You can find information about treasury stock on the balance sheet or in the footnotes accompanying financial statements. The first step in calculating outstanding shares is to determine the total number of issued shares. You can find this information on the statement of shareholders’ equity or sometimes in the footnotes accompanying the financial statements. Total outstanding shares represent the number of shares of a company’s stock that are currently held by all its shareholders, including institutional investors, company insiders, and the public. The company has issued these shares, and how to find the number of shares outstanding are in the hands of investors who may buy and sell them on the open market.

How Does the Number of Shares Outstanding Affect a Company’s Financials?

You can find the number of common stock outstanding by looking up a company’s most recent 10-Q or 10-K filing on its investor-relations webpage or the SEC’s website. Common stock is the main class of stock that a company issues to investors. It represents ownership in a corporation and allows investors to vote on corporate policy and elect the company’s board of directors. Outstanding shares, on the other hand, only include shareholder-owned shares, which indicate the stockholders’ ownership interest in the company.
Basic EPS vs. Diluted EPS

The number of outstanding shares represents the total amount of shares that are held by investors, corporate insiders, Certified Bookkeeper and other institutions. This information is crucial for both investors and company management to evaluate market capitalization, ownership distribution, and the potential for issuing new shares. In addition, the notes accompanying financial statements often detail shares issued and treasury shares, helping you calculate outstanding shares precisely. Earnings reports might also highlight changes in the number of outstanding shares, especially if related to recent corporate actions like buybacks or stock splits.
- For example, let’s say you want to calculate the weighted average number of outstanding shares for a company over two reporting periods of 6 months each.
- Startups should carefully consider their total outstanding share count and the potential impact it has on their financial metrics and market valuation.
- At the same time, the stock price is adjusted inversely to the exchange ratio, resulting in an increase or decrease.
- This includes stockholders who are institutional investors, insiders, and retail investors.
Shares Outstanding vs. Treasury Shares
Startups should carefully consider their total outstanding share count and the potential impact it has on their financial metrics and market valuation. Floating stock and outstanding shares represent different aspects of a company’s equity, crucial for investors to comprehend. Floating stock refers to the portion of shares outstanding that are readily available and actively traded in the market. It excludes closely held shares, such as those owned by insiders, company officers, or controlling entities, who are less likely to trade these shares regularly.
What are outstanding shares?
- The following are the three steps to calculate weighted average shares outstanding.
- The balance sheet is a financial statement issued by the company that provides a full accounting of the company’s assets, liabilities, and shareholder’s equity at a particular moment in time.
- Multiply the price of a single stock by the number of shares outstanding to find a business’s market capitalization.
- An increase in the number of shares outstanding boosts liquidity but increases dilution.
- If there is a difference between the number of shares issued and outstanding, the difference is treasury stock.
This reduction generally increases earnings per share (EPS) and can signal management’s confidence in the company’s value, potentially boosting share price. By following these steps, you can accurately determine the number of shares outstanding, a vital figure for understanding broader financial impacts like market capitalization. Issued shares and outstanding shares are related but distinct concepts in corporate finance. Issued shares represent the total number of shares a company has ever created bookkeeping or sold, including those held by investors, the company itself, or reserved for future issuance. Typically, the issued and outstanding shares of a company are its capital stock, which is a combination of common stock and preferred stock. Each of these are further divided into subcategories based on different rights and preferences.

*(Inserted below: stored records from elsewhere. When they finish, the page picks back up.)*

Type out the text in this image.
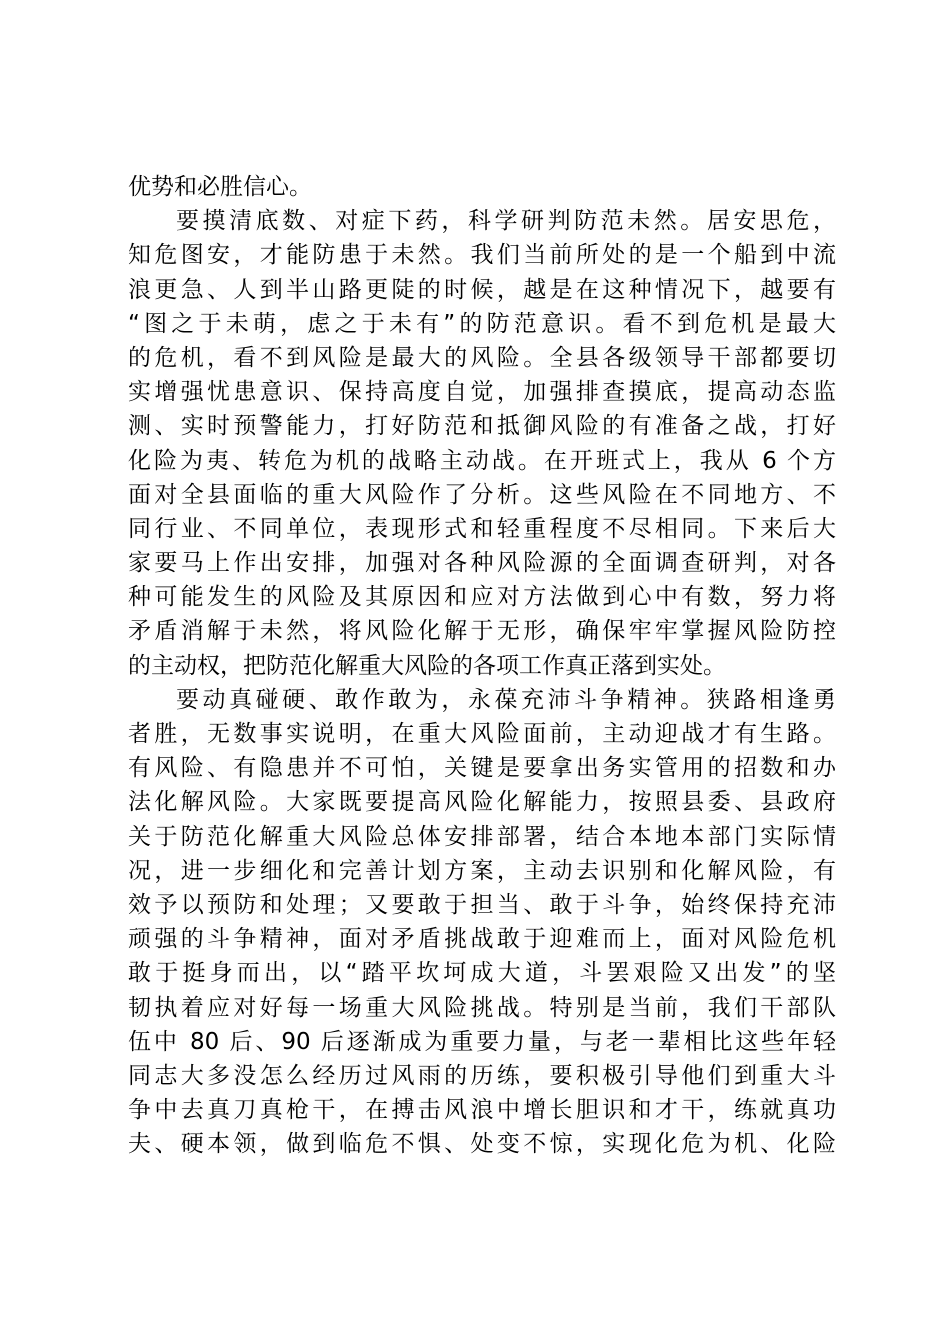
优势和必胜信心。
要摸清底数、对症下药，科学研判防范未然。居安思危，
知危图安，才能防患于未然。我们当前所处的是一个船到中流
浪更急、人到半山路更陡的时候，越是在这种情况下，越要有
“图之于未萌，虑之于未有”的防范意识。看不到危机是最大
的危机，看不到风险是最大的风险。全县各级领导干部都要切
实增强忧患意识、保持高度自觉，加强排查摸底，提高动态监
测、实时预警能力，打好防范和抵御风险的有准备之战，打好
化险为夷、转危为机的战略主动战。在开班式上，我从 6 个方
面对全县面临的重大风险作了分析。这些风险在不同地方、不
同行业、不同单位，表现形式和轻重程度不尽相同。下来后大
家要马上作出安排，加强对各种风险源的全面调查研判，对各
种可能发生的风险及其原因和应对方法做到心中有数，努力将
矛盾消解于未然，将风险化解于无形，确保牢牢掌握风险防控
的主动权，把防范化解重大风险的各项工作真正落到实处。
要动真碰硬、敢作敢为，永葆充沛斗争精神。狭路相逢勇
者胜，无数事实说明，在重大风险面前，主动迎战才有生路。
有风险、有隐患并不可怕，关键是要拿出务实管用的招数和办
法化解风险。大家既要提高风险化解能力，按照县委、县政府
关于防范化解重大风险总体安排部署，结合本地本部门实际情
况，进一步细化和完善计划方案，主动去识别和化解风险，有
效予以预防和处理；又要敢于担当、敢于斗争，始终保持充沛
顽强的斗争精神，面对矛盾挑战敢于迎难而上，面对风险危机
敢于挺身而出，以“踏平坎坷成大道，斗罢艰险又出发”的坚
韧执着应对好每一场重大风险挑战。特别是当前，我们干部队
伍中 80 后、90 后逐渐成为重要力量，与老一辈相比这些年轻
同志大多没怎么经历过风雨的历练，要积极引导他们到重大斗
争中去真刀真枪干，在搏击风浪中增长胆识和才干，练就真功
夫、硬本领，做到临危不惧、处变不惊，实现化危为机、化险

Now, imagine you are one of the shareholders in XYZ that did not sell their shares as part of the buyback program. From your perspective, you now own a larger percentage of the company, since the total number of shares outstanding has declined. Since EPS increased, it is likely that the market value increased as well (although in the real world this is not guaranteed). And since you did not actually receive any dividends, you do not need to pay any taxes even though your wealth increased as a result of the higher share price.